A little later, not long after Robisheaux relocated to the Near Southside where he still lives, he recorded his various bands and others in his assorted living rooms. (Robisheaux said he’s lived in nine different Southside residences over the past eight years.)

But things have settled down a bit. In a way. Robisheaux has spent the past year working out of Eagle Audio Recording on South Main Street, and he’s thriving, quickly becoming one of the most creative, meticulous (but not meddling), and prolific producers in North Texas.

“I’m doing more production work now than ever,” said Robisheaux, who also co-owns Spiral Diner on West Magnolia Avenue with his wife, Lindsey Akey. “I’m happy where I am. … It’s a great studio with great people, and it’s working, and that’s all you can ask for.”

Eagle co-owner Jerry Hudson is also pleased to have Robisheaux around. “It is going quite well,” Hudson said via e-mail. “I actually consider it his studio as well now. He has a key and sets his own rates. I would love to have a half-dozen more guys like him.”

Over the years, Robisheaux said, he has worked with more than 50 artists. In the past year alone, he’s helmed records by some of North Texas’ biggest underground acts, including Bludded Head, The Longshots, War Party, Year of the Bear, Eat Avery’s Bones, Spacebeach, Doom Ghost, Fou, Sealion, Errors of Metabolism, Mountain of Smoke, and Lazy Summer.
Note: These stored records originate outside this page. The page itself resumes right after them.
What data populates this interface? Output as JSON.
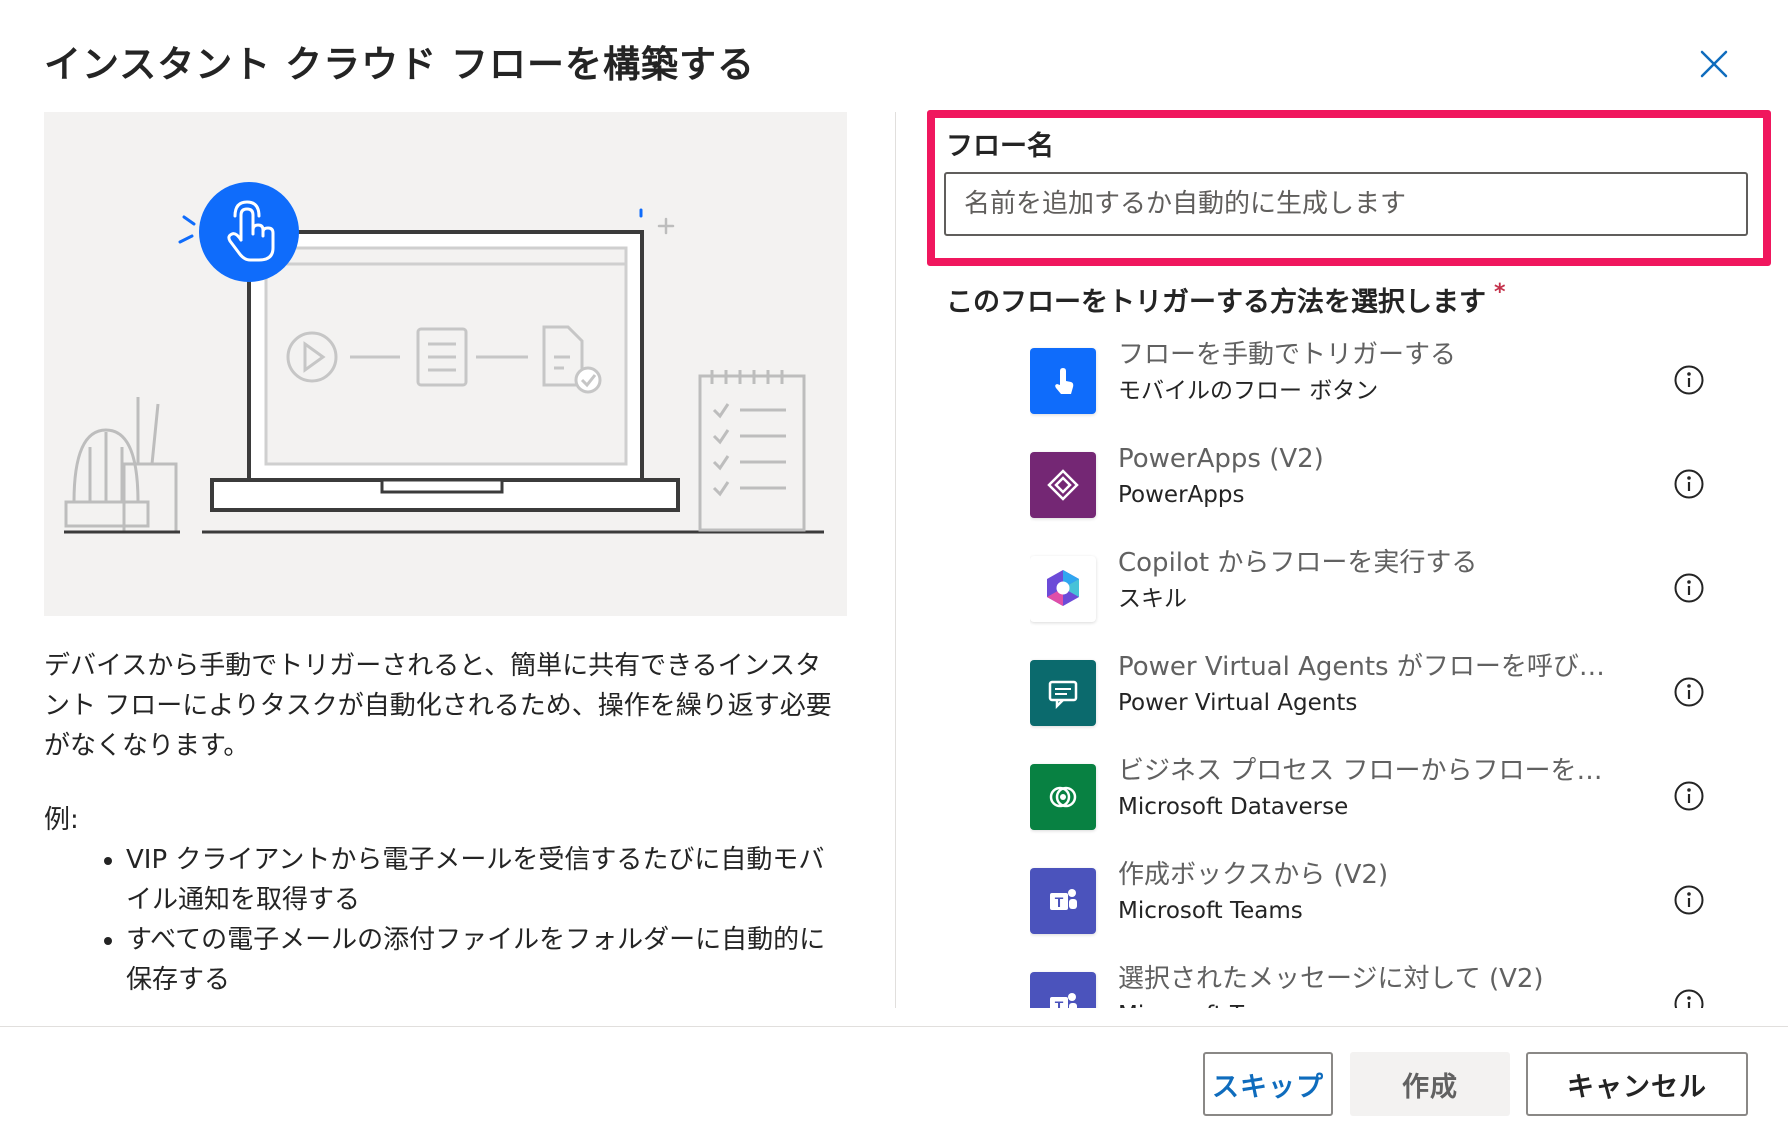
{
  "dialog": {
    "title": "インスタント クラウド フローを構築する"
  },
  "left": {
    "description": "デバイスから手動でトリガーされると、簡単に共有できるインスタント フローによりタスクが自動化されるため、操作を繰り返す必要がなくなります。",
    "examples_label": "例:",
    "examples": [
      "VIP クライアントから電子メールを受信するたびに自動モバイル通知を取得する",
      "すべての電子メールの添付ファイルをフォルダーに自動的に保存する"
    ]
  },
  "form": {
    "flow_name_label": "フロー名",
    "flow_name_value": "",
    "flow_name_placeholder": "名前を追加するか自動的に生成します",
    "trigger_label": "このフローをトリガーする方法を選択します",
    "required_mark": "*",
    "highlight_color": "#f0175e"
  },
  "triggers": [
    {
      "title": "フローを手動でトリガーする",
      "subtitle": "モバイルのフロー ボタン",
      "icon": "touch-hand-icon",
      "color": "#0f6cfb"
    },
    {
      "title": "PowerApps (V2)",
      "subtitle": "PowerApps",
      "icon": "powerapps-icon",
      "color": "#742774"
    },
    {
      "title": "Copilot からフローを実行する",
      "subtitle": "スキル",
      "icon": "copilot-icon",
      "color": "#ffffff"
    },
    {
      "title": "Power Virtual Agents がフローを呼び出したとき",
      "subtitle": "Power Virtual Agents",
      "icon": "virtual-agents-icon",
      "color": "#0b6a6d"
    },
    {
      "title": "ビジネス プロセス フローからフローを実行する",
      "subtitle": "Microsoft Dataverse",
      "icon": "dataverse-icon",
      "color": "#088142"
    },
    {
      "title": "作成ボックスから (V2)",
      "subtitle": "Microsoft Teams",
      "icon": "teams-icon",
      "color": "#4b53bc"
    },
    {
      "title": "選択されたメッセージに対して (V2)",
      "subtitle": "Microsoft Teams",
      "icon": "teams-icon",
      "color": "#4b53bc"
    }
  ],
  "footer": {
    "skip_label": "スキップ",
    "create_label": "作成",
    "cancel_label": "キャンセル"
  },
  "colors": {
    "accent": "#0f6cbd",
    "touch_badge": "#0f6cfb"
  }
}
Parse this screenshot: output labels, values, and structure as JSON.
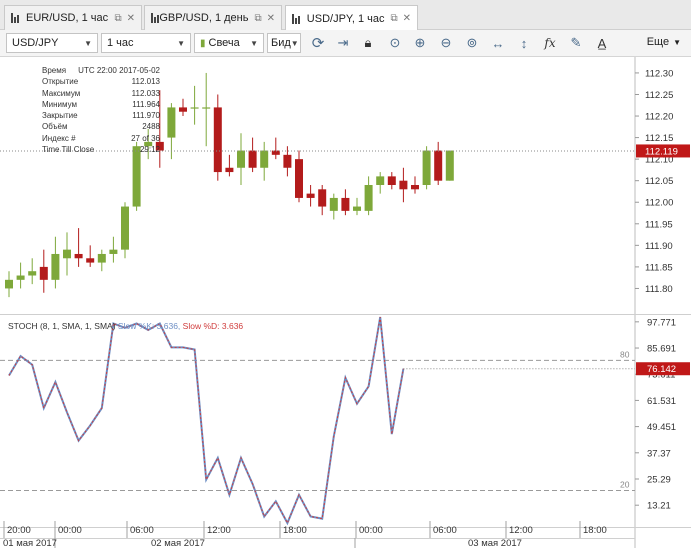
{
  "tabs": [
    {
      "label": "EUR/USD, 1 час",
      "active": false
    },
    {
      "label": "GBP/USD, 1 день",
      "active": false
    },
    {
      "label": "USD/JPY, 1 час",
      "active": true
    }
  ],
  "toolbar": {
    "symbol": "USD/JPY",
    "timeframe": "1 час",
    "chart_type": "Свеча",
    "price_type": "Бид",
    "more_label": "Еще"
  },
  "info_panel": {
    "rows": [
      {
        "key": "Время",
        "value": "UTC 22:00 2017-05-02"
      },
      {
        "key": "Открытие",
        "value": "112.013"
      },
      {
        "key": "Максимум",
        "value": "112.033"
      },
      {
        "key": "Минимум",
        "value": "111.964"
      },
      {
        "key": "Закрытие",
        "value": "111.970"
      },
      {
        "key": "Объём",
        "value": "2488"
      },
      {
        "key": "Индекс #",
        "value": "27 of 36"
      },
      {
        "key": "Time Till Close",
        "value": "29:12"
      }
    ]
  },
  "oscillator": {
    "name": "STOCH (8, 1, SMA, 1, SMA)",
    "fast_label": "Slow %K: 3.636,",
    "slow_label": "Slow %D: 3.636",
    "level_high": "80",
    "level_low": "20",
    "current_value_label": "76.142"
  },
  "price_current_label": "112.119",
  "colors": {
    "bull": "#7ea83a",
    "bear": "#b31b1b",
    "current_price_bg": "#c01818",
    "stoch_fast": "#6c8ec4",
    "stoch_slow": "#d03c3c"
  },
  "chart_data": [
    {
      "type": "candlestick",
      "title": "",
      "ylim": [
        111.75,
        112.33
      ],
      "y_ticks": [
        "112.30",
        "112.25",
        "112.20",
        "112.15",
        "112.10",
        "112.05",
        "112.00",
        "111.95",
        "111.90",
        "111.85",
        "111.80"
      ],
      "candles": [
        {
          "o": 111.8,
          "h": 111.84,
          "l": 111.78,
          "c": 111.82
        },
        {
          "o": 111.82,
          "h": 111.86,
          "l": 111.8,
          "c": 111.83
        },
        {
          "o": 111.83,
          "h": 111.87,
          "l": 111.81,
          "c": 111.84
        },
        {
          "o": 111.85,
          "h": 111.89,
          "l": 111.79,
          "c": 111.82
        },
        {
          "o": 111.82,
          "h": 111.92,
          "l": 111.8,
          "c": 111.88
        },
        {
          "o": 111.87,
          "h": 111.93,
          "l": 111.83,
          "c": 111.89
        },
        {
          "o": 111.88,
          "h": 111.94,
          "l": 111.85,
          "c": 111.87
        },
        {
          "o": 111.87,
          "h": 111.9,
          "l": 111.85,
          "c": 111.86
        },
        {
          "o": 111.86,
          "h": 111.89,
          "l": 111.84,
          "c": 111.88
        },
        {
          "o": 111.88,
          "h": 111.92,
          "l": 111.86,
          "c": 111.89
        },
        {
          "o": 111.89,
          "h": 112.0,
          "l": 111.87,
          "c": 111.99
        },
        {
          "o": 111.99,
          "h": 112.14,
          "l": 111.98,
          "c": 112.13
        },
        {
          "o": 112.13,
          "h": 112.17,
          "l": 112.1,
          "c": 112.14
        },
        {
          "o": 112.14,
          "h": 112.26,
          "l": 112.08,
          "c": 112.12
        },
        {
          "o": 112.15,
          "h": 112.23,
          "l": 112.1,
          "c": 112.22
        },
        {
          "o": 112.22,
          "h": 112.24,
          "l": 112.2,
          "c": 112.21
        },
        {
          "o": 112.22,
          "h": 112.27,
          "l": 112.18,
          "c": 112.22
        },
        {
          "o": 112.22,
          "h": 112.3,
          "l": 112.13,
          "c": 112.22
        },
        {
          "o": 112.22,
          "h": 112.25,
          "l": 112.05,
          "c": 112.07
        },
        {
          "o": 112.08,
          "h": 112.11,
          "l": 112.06,
          "c": 112.07
        },
        {
          "o": 112.08,
          "h": 112.16,
          "l": 112.04,
          "c": 112.12
        },
        {
          "o": 112.12,
          "h": 112.15,
          "l": 112.07,
          "c": 112.08
        },
        {
          "o": 112.08,
          "h": 112.14,
          "l": 112.05,
          "c": 112.12
        },
        {
          "o": 112.12,
          "h": 112.15,
          "l": 112.1,
          "c": 112.11
        },
        {
          "o": 112.11,
          "h": 112.13,
          "l": 112.06,
          "c": 112.08
        },
        {
          "o": 112.1,
          "h": 112.12,
          "l": 112.0,
          "c": 112.01
        },
        {
          "o": 112.02,
          "h": 112.04,
          "l": 111.99,
          "c": 112.01
        },
        {
          "o": 112.03,
          "h": 112.04,
          "l": 111.97,
          "c": 111.99
        },
        {
          "o": 111.98,
          "h": 112.02,
          "l": 111.96,
          "c": 112.01
        },
        {
          "o": 112.01,
          "h": 112.03,
          "l": 111.97,
          "c": 111.98
        },
        {
          "o": 111.98,
          "h": 112.01,
          "l": 111.97,
          "c": 111.99
        },
        {
          "o": 111.98,
          "h": 112.06,
          "l": 111.97,
          "c": 112.04
        },
        {
          "o": 112.04,
          "h": 112.07,
          "l": 112.02,
          "c": 112.06
        },
        {
          "o": 112.06,
          "h": 112.07,
          "l": 112.03,
          "c": 112.04
        },
        {
          "o": 112.05,
          "h": 112.08,
          "l": 112.0,
          "c": 112.03
        },
        {
          "o": 112.04,
          "h": 112.06,
          "l": 112.02,
          "c": 112.03
        },
        {
          "o": 112.04,
          "h": 112.13,
          "l": 112.03,
          "c": 112.12
        },
        {
          "o": 112.12,
          "h": 112.14,
          "l": 112.04,
          "c": 112.05
        },
        {
          "o": 112.05,
          "h": 112.12,
          "l": 112.05,
          "c": 112.12
        }
      ],
      "current_price": 112.119
    },
    {
      "type": "line",
      "title": "",
      "ylim": [
        5,
        100
      ],
      "y_ticks": [
        "97.771",
        "85.691",
        "73.611",
        "61.531",
        "49.451",
        "37.37",
        "25.29",
        "13.21"
      ],
      "levels": [
        80,
        20
      ],
      "values": [
        73,
        82,
        78,
        58,
        70,
        56,
        43,
        50,
        58,
        97,
        95,
        97,
        94,
        97,
        86,
        86,
        85,
        25,
        35,
        18,
        35,
        23,
        8,
        15,
        5,
        18,
        8,
        7,
        45,
        72,
        60,
        68,
        100,
        46,
        76.142
      ],
      "current_value": 76.142
    }
  ],
  "x_axis": {
    "time_labels": [
      "20:00",
      "00:00",
      "06:00",
      "12:00",
      "18:00",
      "00:00",
      "06:00",
      "12:00",
      "18:00"
    ],
    "date_labels": [
      "01 мая 2017",
      "02 мая 2017",
      "03 мая 2017"
    ]
  }
}
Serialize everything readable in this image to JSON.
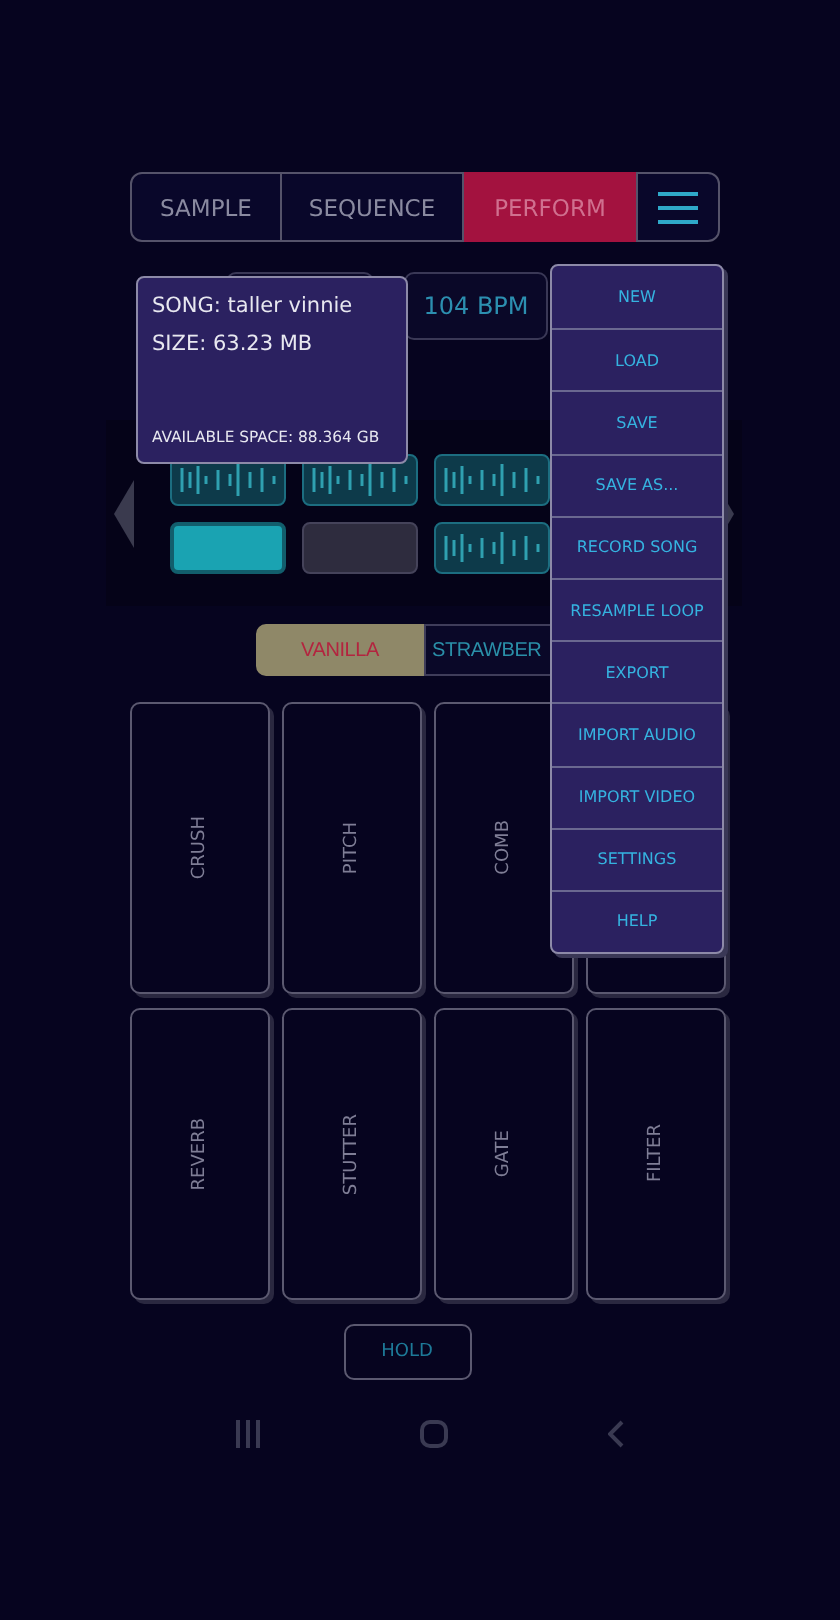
{
  "tabs": [
    {
      "label": "SAMPLE",
      "selected": false
    },
    {
      "label": "SEQUENCE",
      "selected": false
    },
    {
      "label": "PERFORM",
      "selected": true
    }
  ],
  "tempo": "104 BPM",
  "song_info": {
    "song": "SONG: taller vinnie",
    "size": "SIZE: 63.23 MB",
    "space": "AVAILABLE SPACE: 88.364 GB"
  },
  "clips": [
    {
      "kind": "pattern"
    },
    {
      "kind": "pattern"
    },
    {
      "kind": "pattern"
    },
    {
      "kind": "solid"
    },
    {
      "kind": "empty"
    },
    {
      "kind": "pattern"
    }
  ],
  "presets": [
    {
      "label": "VANILLA",
      "selected": true
    },
    {
      "label": "STRAWBER",
      "selected": false
    }
  ],
  "pads": [
    {
      "kind": "labeled",
      "label": "CRUSH"
    },
    {
      "kind": "labeled",
      "label": "PITCH"
    },
    {
      "kind": "labeled",
      "label": "COMB"
    },
    {
      "kind": "covered"
    },
    {
      "kind": "labeled",
      "label": "REVERB"
    },
    {
      "kind": "labeled",
      "label": "STUTTER"
    },
    {
      "kind": "labeled",
      "label": "GATE"
    },
    {
      "kind": "labeled",
      "label": "FILTER"
    }
  ],
  "hold": "HOLD",
  "menu": [
    "NEW",
    "LOAD",
    "SAVE",
    "SAVE AS...",
    "RECORD SONG",
    "RESAMPLE LOOP",
    "EXPORT",
    "IMPORT AUDIO",
    "IMPORT VIDEO",
    "SETTINGS",
    "HELP"
  ]
}
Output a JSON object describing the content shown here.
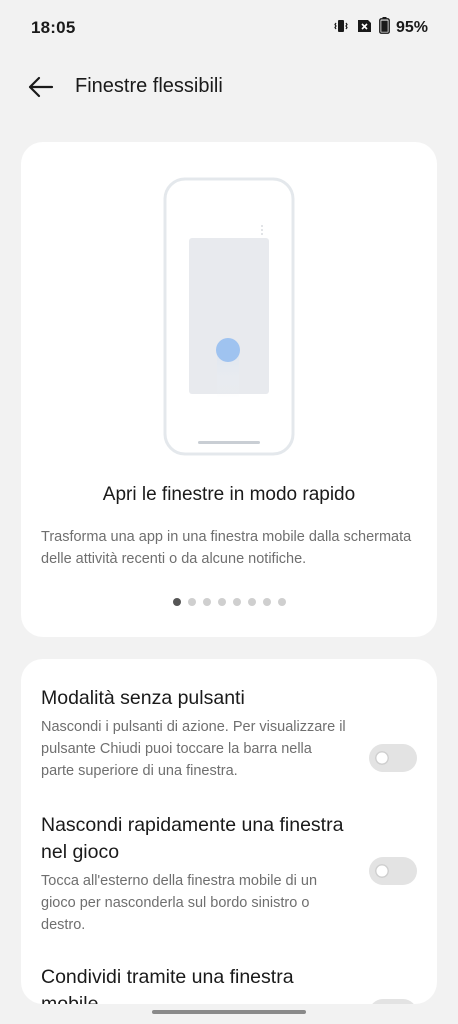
{
  "status": {
    "time": "18:05",
    "battery": "95%",
    "icons": [
      "vibrate-icon",
      "sim-off-icon",
      "battery-icon"
    ]
  },
  "header": {
    "title": "Finestre flessibili",
    "back_icon": "arrow-left-icon"
  },
  "intro": {
    "title": "Apri le finestre in modo rapido",
    "description": "Trasforma una app in una finestra mobile dalla schermata delle attività recenti o da alcune notifiche.",
    "page_count": 8,
    "active_page": 1
  },
  "settings": [
    {
      "title": "Modalità senza pulsanti",
      "description": "Nascondi i pulsanti di azione. Per visualizzare il pulsante Chiudi puoi toccare la barra nella parte superiore di una finestra.",
      "enabled": false
    },
    {
      "title": "Nascondi rapidamente una finestra nel gioco",
      "description": "Tocca all'esterno della finestra mobile di un gioco per nasconderla sul bordo sinistro o destro.",
      "enabled": false
    },
    {
      "title": "Condividi tramite una finestra mobile",
      "description": "",
      "enabled": false
    }
  ],
  "colors": {
    "background": "#f2f2f2",
    "card": "#ffffff",
    "accent_blue": "#9fc3f0",
    "toggle_off": "#e3e3e3"
  }
}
Nashville is the farthest anyone has come from to record with him. That would be the Kopecky Family Band, whose cellist, Markus Midkiff, is from Fort Worth. And one musician came from Oklahoma.

“I chose to work with [Robisheaux] due to his kind responses to the samples I sent, his reasonable pricing, and his excitement about working on my project,” said Durant, Okla., singer-songwriter Rachel Toews, who heard about Robisheaux via The Artist Collective in Dallas. “I wasn’t at all disappointed. He is such a nice down-to-earth guy who wants you to be happy with the finished product and is willing to do what it takes for that to happen.”

Though Robisheaux’s gritty discography may indicate otherwise, he avows that he is open to all kinds of music: hip-hop, Celtic, gospel, orchestral, you name it. “Even if it’s music that I don’t necessarily love, I really love getting a cool sound out of whatever it is … . That, and some of the music that I don’t love, the band members are the coolest people, so it’s a fun time.”

Robisheaux also believes that many bands are poorly represented on record. “If I can help any band sound a little more like they do live or sound like they want to sound, then I feel great about it,” he said.

He is always recruiting, going to shows and seeking out new, interesting bands to work with. One aspect of recruitment, though, still needles him a little. “I don’t like self-promotion,” he said. “I still feel like an asshole handing out a business card. … I always feel like they’re thinking, ‘Oh, this guy’s just trying to drum up business.’ ‘No, I think I can make your record sound like you want it to sound. I listen to the same music you do.’

“Everyone’s time is worth something,” he continued. “That makes a record worth something. … As long as I keep putting out records that I’m proud of, people will hear them and contact me.”

Robisheaux said he’s never said no to anyone and doesn’t plan on it. He’ll always answer his phone. Just call.